Molloy, Samuel
Beckett’ın ilk defa 1951′de yayımlanmış romanı.
Fransızca yazılmış
olan roman İngilizce’ye Beckett ve Patrick Bowles tarafından çevrildi. Paris’te
yazılan roman, Malone Ölüyor ve Adlandırılamayan ile birlikte, 1946 – 1950
yılları arasında tamamlanmış olan bir üçlemenin parçasıdır. 20. yüzyılın en
önemli eserleri arasında sayılan bu üçleme aynı zamanda Becektt’ın da en önemli
dram dışı eseridir.
Konu özeti
Romanın geçtiği
yer belirsizdir, ancak Beckett’ın doğum yeri olan İrlanda olduğu düşünülür.
Kitap iki farklı karakterin iç monologlarından oluşur. Öykü ilerledikçe bu iki
karakterin geçmişlerinin ve düşüncelerinin birbirine benzer olduğu görülür;
aralarındaki tek fark isimleridir.
Romandaki kısıtlı
olay örgüsü bu iki karakterin iç monologları ile anlatılır. Bu monologların
ilki iki paragraftan oluşur. Bu iki paragraftan ilki ikinci sayfada sona erer.
İkincisi ise 80 sayfa devam ederek ilk bölümün sonunda biter.
İlk monolog Molloy
adında eski bir serseriye aittir. Molloy artık “annesinin evinde yaşamakta” ve
“geride bıraktığı şeylerden, örneğin vedalarından bahsederek ölmeyi bitirmek”

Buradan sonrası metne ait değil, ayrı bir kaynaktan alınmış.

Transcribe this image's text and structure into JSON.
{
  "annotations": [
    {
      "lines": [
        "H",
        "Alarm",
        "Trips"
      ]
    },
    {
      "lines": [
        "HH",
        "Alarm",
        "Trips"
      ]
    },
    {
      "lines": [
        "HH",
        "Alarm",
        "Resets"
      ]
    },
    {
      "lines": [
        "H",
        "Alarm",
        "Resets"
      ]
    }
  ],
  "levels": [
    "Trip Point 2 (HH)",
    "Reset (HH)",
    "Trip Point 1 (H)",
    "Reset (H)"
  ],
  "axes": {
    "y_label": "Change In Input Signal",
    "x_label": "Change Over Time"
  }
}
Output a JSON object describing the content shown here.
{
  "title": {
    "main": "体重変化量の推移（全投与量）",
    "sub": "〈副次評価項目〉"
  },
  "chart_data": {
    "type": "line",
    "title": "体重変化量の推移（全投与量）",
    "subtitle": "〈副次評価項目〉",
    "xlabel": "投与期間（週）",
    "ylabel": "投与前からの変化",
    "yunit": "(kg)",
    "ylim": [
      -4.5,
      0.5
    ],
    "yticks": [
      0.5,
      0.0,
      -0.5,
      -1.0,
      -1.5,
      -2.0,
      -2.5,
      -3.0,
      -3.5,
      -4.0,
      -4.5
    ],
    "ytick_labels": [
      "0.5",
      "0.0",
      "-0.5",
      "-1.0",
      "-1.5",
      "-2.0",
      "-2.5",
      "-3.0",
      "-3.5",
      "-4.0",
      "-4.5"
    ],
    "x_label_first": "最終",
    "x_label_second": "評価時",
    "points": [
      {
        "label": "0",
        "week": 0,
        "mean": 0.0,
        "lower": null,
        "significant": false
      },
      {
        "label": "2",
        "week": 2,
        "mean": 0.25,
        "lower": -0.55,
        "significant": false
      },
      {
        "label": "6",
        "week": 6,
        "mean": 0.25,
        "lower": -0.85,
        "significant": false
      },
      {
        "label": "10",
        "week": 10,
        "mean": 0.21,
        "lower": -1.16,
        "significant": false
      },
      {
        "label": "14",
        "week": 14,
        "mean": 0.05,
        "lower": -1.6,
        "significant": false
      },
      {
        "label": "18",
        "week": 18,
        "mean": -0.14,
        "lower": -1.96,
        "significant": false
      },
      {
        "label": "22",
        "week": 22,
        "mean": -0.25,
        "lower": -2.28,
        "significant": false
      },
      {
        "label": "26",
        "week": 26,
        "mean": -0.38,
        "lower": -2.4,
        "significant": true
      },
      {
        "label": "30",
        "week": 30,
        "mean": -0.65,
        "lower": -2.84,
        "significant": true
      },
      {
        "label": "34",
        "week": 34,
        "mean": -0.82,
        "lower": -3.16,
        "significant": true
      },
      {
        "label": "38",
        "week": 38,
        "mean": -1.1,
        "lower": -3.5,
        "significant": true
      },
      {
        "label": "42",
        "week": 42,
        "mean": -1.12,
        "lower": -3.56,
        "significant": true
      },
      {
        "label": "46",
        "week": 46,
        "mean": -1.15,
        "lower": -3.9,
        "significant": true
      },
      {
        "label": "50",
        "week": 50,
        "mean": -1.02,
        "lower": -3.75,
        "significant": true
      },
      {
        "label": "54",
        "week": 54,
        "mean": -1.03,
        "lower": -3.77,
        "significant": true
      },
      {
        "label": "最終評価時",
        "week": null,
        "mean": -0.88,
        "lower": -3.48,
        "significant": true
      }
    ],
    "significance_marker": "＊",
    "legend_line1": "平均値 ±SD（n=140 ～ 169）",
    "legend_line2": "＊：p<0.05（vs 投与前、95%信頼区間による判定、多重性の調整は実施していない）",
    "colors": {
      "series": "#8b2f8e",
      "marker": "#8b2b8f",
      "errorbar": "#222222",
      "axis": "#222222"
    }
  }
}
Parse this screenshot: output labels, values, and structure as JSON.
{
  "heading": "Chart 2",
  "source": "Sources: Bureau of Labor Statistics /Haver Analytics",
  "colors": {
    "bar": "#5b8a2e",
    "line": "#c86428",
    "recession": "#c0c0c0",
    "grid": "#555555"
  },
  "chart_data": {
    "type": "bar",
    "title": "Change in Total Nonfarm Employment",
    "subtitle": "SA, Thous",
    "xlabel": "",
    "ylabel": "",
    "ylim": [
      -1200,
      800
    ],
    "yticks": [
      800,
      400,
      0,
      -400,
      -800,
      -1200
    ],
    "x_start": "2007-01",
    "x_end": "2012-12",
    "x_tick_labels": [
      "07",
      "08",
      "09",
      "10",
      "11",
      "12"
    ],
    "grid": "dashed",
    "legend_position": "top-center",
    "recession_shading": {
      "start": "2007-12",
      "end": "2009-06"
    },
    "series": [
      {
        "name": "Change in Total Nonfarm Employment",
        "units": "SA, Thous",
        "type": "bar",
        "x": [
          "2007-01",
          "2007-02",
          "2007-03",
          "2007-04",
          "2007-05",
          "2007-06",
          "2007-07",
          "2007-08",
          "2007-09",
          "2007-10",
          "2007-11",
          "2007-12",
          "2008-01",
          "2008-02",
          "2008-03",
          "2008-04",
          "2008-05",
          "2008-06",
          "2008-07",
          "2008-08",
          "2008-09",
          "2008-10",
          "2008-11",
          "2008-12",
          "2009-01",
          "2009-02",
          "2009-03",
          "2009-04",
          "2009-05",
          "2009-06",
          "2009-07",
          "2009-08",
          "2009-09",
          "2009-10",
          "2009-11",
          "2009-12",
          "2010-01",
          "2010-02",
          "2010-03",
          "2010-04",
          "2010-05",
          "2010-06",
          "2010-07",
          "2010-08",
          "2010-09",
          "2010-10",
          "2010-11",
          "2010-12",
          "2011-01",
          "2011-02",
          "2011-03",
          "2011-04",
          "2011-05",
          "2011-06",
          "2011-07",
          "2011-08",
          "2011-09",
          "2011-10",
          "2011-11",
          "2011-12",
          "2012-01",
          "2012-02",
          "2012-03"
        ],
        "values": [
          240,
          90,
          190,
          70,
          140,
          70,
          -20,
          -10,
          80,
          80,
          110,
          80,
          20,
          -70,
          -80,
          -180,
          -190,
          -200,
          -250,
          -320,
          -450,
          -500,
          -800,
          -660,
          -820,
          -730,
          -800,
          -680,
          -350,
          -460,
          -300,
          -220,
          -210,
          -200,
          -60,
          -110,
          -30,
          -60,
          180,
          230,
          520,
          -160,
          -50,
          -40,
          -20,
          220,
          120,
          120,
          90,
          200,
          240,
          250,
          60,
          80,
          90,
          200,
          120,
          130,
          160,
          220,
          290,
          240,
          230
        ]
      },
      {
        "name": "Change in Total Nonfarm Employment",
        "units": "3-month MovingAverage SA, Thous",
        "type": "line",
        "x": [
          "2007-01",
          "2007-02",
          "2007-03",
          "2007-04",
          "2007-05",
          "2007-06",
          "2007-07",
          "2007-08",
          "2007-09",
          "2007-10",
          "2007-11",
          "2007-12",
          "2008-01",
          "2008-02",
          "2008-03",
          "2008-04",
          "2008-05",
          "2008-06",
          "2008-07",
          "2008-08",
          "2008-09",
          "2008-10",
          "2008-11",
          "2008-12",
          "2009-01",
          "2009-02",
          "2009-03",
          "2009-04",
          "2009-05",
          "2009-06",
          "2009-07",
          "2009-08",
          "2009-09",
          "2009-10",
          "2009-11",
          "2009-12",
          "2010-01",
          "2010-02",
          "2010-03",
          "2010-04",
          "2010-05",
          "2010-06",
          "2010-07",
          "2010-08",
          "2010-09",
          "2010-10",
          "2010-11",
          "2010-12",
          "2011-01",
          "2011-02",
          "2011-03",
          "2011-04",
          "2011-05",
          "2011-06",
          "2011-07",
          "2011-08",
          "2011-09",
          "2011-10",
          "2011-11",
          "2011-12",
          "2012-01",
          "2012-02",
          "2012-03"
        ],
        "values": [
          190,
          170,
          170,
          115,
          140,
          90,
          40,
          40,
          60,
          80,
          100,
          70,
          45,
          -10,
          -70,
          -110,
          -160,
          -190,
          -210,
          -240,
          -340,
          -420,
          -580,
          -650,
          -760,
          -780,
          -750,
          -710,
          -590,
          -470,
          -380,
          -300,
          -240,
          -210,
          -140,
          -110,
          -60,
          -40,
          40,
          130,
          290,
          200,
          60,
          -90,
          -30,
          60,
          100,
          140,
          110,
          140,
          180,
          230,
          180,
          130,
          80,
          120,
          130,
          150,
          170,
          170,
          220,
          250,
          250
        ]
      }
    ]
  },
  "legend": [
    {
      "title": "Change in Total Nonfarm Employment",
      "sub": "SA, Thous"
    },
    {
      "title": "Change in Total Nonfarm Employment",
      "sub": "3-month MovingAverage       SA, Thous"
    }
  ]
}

için yazmaktadır. Annesini bulmak için geri dönmeden önce yaptığı bir yolculuğu
anlatır. Büyük bölümünü bisikletiyle yaptığı bu yolculukta, bisiklet üzerinde
dinlenmesi ahlaksızca bulunduğu için tutuklanır ancak gayri resmi şekilde
serbest bırakılır. İsimsiz bir ülkede, isimsiz şehirler arasında dolaşırken
garip karakterlerle karşılaşır: asası olan yaşlı bir adam, bir polis memuru,
bir hayır kurumu çalışanı, bisikletiyle çarparak öldürdüğü bir köpeğin adını
hatırlayamadığı sahibi (“”Bayan Loy… ya da Lousse, unuttum, ilk adı Sophie gibi
birşeydi”), aşık olduğu bir başka kadın (“Ruth ya da belki Edith”). Bisikletini
bırakır ve herhangi bir yön belirlemeden yürümeye başlar. Ormanda kömür yakan
“genç bir yaşlı adama” rastlar, kafasına sertçe vurarak onu öldürür. Sonunda,
onu bulunduğu odaya götüren biriyle karşılaşır.
İkinci monolog
ise, patronu olan gizemli Youdi tarafından Molloy’u bulmakla görevlendirilen,
Jaques Moran adında bir özel dedektifte aittir. Moran, adı kendisi gibi Jacques
olan inatçı oğlunu da yanına alarak yola çıkar. Kırlık alanda dolaşmaya
başlarlar, ancak yolculukları kötü hava şartları, tükenen yiyecek kaynakları ve
Moran’ın güçten düşmesiyle git gide zorlaşır. Oğlunu bisiklet satın almaya
gönderen Moran bu sırada birden karşısında beliren bir adama rastlar. Romanın
bu noktasında Moran pekçok garip teolojik soru sorar ve bu durum delirmeye
başladığını gösterir. Evine geri getirilmiş olan perişan ve işe yaramaz
durumdaki Moran, şimdiki halinden bahsetmeye başlar. Tıpkı Molloy’un romanın
başında kullandığı gibi, Moran da artık koltuk değnekleri kullanmaktadır.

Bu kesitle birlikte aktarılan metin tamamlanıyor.